Peers cannot see each other, further the server does not know the corresponding relation between topics. The decoupling between peer and server may reason for security purpose. However, this also brings difficulties for implementing reconnection.
Both server and web client use socket.readyState===1 to determine if it is ready to send the message. However, in our testing after the connection is broken, socket.readyState still keeps valid in next 5–7s. Messages during this time may be lost.
Overall, the handshake process is cleverly designed. However, lacking of reconnection mechanism, server-side message storage, and topic recycling still leaves improvement space.
# Our work
Because ViteX’s users are globally located, one single server would cause high latency to some users and poor stability, thus multiple distributed servers should be set up.
To solve the state agnostic problem between two peers, a heartbeat mechanism is introduced in ViteConnect. If the heartbeat of one party is not detected within 10s, the other party will send a disconnection message and then close the connection.
To recycle unused topics, ViteConnect guarantees there is only one topic for every session. Long-term (1h) unused topics will be recycled.

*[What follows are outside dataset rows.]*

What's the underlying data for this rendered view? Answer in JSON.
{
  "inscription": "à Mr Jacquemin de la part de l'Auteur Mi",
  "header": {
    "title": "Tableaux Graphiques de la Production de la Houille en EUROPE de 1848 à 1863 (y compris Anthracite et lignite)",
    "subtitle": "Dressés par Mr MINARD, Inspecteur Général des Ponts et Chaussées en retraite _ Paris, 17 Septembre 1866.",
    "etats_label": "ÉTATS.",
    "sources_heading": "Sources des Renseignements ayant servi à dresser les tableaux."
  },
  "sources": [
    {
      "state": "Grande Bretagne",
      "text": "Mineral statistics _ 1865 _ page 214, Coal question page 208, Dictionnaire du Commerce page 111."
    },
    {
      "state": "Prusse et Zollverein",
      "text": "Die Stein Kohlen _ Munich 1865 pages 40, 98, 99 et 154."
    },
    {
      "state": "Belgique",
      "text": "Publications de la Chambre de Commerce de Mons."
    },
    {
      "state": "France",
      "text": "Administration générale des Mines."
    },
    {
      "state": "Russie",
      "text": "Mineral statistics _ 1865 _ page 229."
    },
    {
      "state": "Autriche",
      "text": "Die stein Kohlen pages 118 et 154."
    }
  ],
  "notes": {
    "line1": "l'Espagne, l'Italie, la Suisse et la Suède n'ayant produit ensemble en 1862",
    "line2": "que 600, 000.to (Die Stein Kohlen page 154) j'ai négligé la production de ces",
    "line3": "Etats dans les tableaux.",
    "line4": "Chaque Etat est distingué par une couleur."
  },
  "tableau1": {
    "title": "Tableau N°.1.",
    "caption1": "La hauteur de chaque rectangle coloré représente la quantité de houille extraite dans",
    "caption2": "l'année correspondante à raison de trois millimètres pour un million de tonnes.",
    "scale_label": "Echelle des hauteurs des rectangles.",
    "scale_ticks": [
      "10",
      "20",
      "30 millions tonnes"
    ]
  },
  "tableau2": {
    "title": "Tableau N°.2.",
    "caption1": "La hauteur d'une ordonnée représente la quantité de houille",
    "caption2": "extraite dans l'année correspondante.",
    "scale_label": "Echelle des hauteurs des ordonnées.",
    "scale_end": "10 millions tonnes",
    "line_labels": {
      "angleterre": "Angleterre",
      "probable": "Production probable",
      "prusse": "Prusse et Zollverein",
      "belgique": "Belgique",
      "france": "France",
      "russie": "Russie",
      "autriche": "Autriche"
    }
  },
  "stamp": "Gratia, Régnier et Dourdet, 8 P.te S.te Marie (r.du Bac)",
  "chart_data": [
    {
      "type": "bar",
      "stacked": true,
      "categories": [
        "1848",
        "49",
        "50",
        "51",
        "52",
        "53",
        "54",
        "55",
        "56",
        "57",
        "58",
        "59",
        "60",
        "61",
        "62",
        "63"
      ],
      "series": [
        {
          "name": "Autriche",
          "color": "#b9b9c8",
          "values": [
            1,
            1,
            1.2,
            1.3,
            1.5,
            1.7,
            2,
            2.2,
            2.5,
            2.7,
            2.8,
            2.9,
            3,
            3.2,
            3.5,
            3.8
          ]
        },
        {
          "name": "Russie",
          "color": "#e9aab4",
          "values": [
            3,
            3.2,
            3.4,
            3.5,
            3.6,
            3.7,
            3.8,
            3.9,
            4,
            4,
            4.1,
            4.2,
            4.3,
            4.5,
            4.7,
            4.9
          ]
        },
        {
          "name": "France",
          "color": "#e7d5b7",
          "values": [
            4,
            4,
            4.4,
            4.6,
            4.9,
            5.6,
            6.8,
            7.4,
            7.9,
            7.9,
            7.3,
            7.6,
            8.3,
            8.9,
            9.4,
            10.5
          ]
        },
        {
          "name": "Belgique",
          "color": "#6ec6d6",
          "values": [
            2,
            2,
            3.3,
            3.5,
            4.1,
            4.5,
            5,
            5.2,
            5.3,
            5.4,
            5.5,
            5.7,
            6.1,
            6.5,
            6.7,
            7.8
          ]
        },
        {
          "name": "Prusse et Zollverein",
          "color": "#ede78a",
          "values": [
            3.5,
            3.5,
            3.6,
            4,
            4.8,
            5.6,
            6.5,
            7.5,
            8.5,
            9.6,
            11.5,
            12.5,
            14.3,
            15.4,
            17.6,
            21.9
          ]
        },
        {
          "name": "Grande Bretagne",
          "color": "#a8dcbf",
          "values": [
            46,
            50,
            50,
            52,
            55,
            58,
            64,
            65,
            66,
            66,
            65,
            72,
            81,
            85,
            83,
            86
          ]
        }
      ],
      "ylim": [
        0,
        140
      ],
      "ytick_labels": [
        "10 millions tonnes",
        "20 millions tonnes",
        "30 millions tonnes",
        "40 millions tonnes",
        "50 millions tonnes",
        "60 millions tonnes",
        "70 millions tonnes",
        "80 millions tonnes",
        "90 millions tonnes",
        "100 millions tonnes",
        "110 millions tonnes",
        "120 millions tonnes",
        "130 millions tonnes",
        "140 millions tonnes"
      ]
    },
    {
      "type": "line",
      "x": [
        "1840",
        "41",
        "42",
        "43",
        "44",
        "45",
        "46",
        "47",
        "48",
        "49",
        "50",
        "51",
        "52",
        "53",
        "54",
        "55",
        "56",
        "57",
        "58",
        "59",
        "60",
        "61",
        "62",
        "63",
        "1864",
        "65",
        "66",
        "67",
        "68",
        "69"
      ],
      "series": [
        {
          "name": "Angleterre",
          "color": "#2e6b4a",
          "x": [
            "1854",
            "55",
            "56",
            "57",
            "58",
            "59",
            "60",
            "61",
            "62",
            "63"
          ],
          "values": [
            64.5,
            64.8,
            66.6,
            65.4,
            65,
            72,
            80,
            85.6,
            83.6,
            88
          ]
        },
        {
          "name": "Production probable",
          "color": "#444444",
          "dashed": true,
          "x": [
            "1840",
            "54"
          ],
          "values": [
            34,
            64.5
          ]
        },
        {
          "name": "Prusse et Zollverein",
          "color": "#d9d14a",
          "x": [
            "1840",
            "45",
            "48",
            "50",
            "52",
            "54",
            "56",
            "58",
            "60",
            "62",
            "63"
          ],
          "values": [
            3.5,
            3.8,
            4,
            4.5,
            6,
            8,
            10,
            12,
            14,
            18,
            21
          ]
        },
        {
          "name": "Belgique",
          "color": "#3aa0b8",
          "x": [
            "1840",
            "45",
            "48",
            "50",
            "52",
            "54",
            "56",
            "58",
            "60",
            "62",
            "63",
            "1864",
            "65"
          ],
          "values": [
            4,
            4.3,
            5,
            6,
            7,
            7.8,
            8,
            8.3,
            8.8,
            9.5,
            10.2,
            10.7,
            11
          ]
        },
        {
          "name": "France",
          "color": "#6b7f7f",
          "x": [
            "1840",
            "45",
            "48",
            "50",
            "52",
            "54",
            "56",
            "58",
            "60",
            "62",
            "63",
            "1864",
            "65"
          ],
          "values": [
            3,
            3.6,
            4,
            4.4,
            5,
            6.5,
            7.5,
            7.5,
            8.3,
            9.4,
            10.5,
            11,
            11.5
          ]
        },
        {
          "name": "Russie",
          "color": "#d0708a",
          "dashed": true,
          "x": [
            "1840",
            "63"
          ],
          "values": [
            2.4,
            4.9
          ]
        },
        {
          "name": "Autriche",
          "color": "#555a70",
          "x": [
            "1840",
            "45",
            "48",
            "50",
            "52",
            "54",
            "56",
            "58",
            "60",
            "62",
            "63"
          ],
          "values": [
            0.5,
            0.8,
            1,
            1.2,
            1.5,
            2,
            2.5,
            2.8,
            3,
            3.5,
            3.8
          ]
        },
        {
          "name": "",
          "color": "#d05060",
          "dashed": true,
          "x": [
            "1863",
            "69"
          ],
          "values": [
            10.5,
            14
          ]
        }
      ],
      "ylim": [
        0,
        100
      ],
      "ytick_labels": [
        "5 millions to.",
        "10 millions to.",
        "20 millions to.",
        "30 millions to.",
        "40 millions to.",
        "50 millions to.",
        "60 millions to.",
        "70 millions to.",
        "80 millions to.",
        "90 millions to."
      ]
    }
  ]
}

A basic monitor has been employed.
After the first version of ViteConnect was released, the peak topic number in the first day was around 3700, serving more than 1200 users at the same time.
# Optimizations in V2
According to feedbacks, in the first version messages were sometimes lost, and connections were dropped when screen lock.
This is a stability/real-time tradeoff. In a poor network environment, whether to wait for the message to arrive or disconnect connection immediately for liveness is not always easy to decide. Considering the difficulty of liveness preservation in mobile app and measuring the impact of network delay, we chose to implement the reconnection mechanism in ViteConnect.
Add a unique sequence number to each message, so that peers can re-subscribe from the last index after reconnecting.
Introduce new message types:
a. Session related messages. The messages should only be consumed once for security reasons.
b. In the purpose of connection optimization, messages between peer and server should not be encrypted.
c. Private messages should be kept on the server for a certain period of time, in case of topic re-subscription after reconnecting.
d. Topics are recycled when idling for a certain period of time.
Support version control. Version of message/peer should be detected by server. The server should select different processing methods when dealing with different versions of peers and messages.